Several limitations of this study must be acknowledged. First, this was a retrospective cross-sectional study in mostly Caucasian women attending for urodynamic testing. Thus, our results may not be applicable to the general population, or to other ethnic groups. Second, urethral sphincter function, believed to be important in the urinary continence mechanism, may confound the correlation between segmental urethral mobility and SUI/USI. Owing to the retrospective nature of this study, data on urethral closure pressure were incomplete. In a subgroup analysis of 74 women with available MUCP data, we were unable to demonstrate a confounding effect of MUCP on the relationship with segmental urethral mobility and SUI/USI. The lack of effect is probably due to the small sample size. Another potential confounder is voluntary or involuntary reflex activation of the levator ani during the Valsalva maneuver. This is common, especially in nulliparous women, and such levator co-activation is probably not an unusual cause of false-negative urodynamics test results26. We are unable to assess whether increased urethral mobility in parous women may be explained partly by altered pelvic floor muscle function rather than by changes to the ligamentous fixation of the urethra. Finally, the fact that we did not standardize Valsalva maneuvers may be another potential confounder. However, previous attempts to standardize Valsalva pressures have been largely unsuccessful27.

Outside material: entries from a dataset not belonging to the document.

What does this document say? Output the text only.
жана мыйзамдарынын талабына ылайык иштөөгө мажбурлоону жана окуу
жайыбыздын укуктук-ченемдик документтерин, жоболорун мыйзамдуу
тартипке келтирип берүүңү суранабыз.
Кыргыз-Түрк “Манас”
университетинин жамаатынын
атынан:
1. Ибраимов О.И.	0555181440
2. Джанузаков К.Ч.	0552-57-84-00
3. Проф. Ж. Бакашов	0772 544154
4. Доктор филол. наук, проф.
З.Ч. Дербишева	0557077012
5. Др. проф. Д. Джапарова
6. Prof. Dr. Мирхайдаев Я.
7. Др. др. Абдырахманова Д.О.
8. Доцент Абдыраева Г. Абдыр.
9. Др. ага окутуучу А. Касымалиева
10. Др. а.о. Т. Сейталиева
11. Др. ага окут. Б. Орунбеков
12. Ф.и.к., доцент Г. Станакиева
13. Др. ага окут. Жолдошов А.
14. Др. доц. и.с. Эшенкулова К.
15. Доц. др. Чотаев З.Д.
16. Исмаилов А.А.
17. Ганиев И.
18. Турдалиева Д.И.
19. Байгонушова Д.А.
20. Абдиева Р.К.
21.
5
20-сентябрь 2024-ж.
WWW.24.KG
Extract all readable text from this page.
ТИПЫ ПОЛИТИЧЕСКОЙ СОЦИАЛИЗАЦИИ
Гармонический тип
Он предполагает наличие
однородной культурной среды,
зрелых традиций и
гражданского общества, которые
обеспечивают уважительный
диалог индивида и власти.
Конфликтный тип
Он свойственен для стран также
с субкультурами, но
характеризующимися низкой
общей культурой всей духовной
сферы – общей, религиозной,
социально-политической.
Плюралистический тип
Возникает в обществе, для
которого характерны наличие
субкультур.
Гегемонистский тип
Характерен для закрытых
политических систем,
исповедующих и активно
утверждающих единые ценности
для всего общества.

In conclusion, in this retrospective study combining multichannel urodynamic testing and translabial ultrasound, symptoms of SUI and the urodynamic diagnosis of USI were found to be associated with an increase in urethral mobility as defined by the UMP, particularly of the mid-urethra. An impairment of mid-urethral fixation, and therefore pressure transmission, may be important in the pathophysiology of this common form of urinary incontinence.
We would like to thank Miss W. Y. Kay for assisting us in the development of the semi-automated program.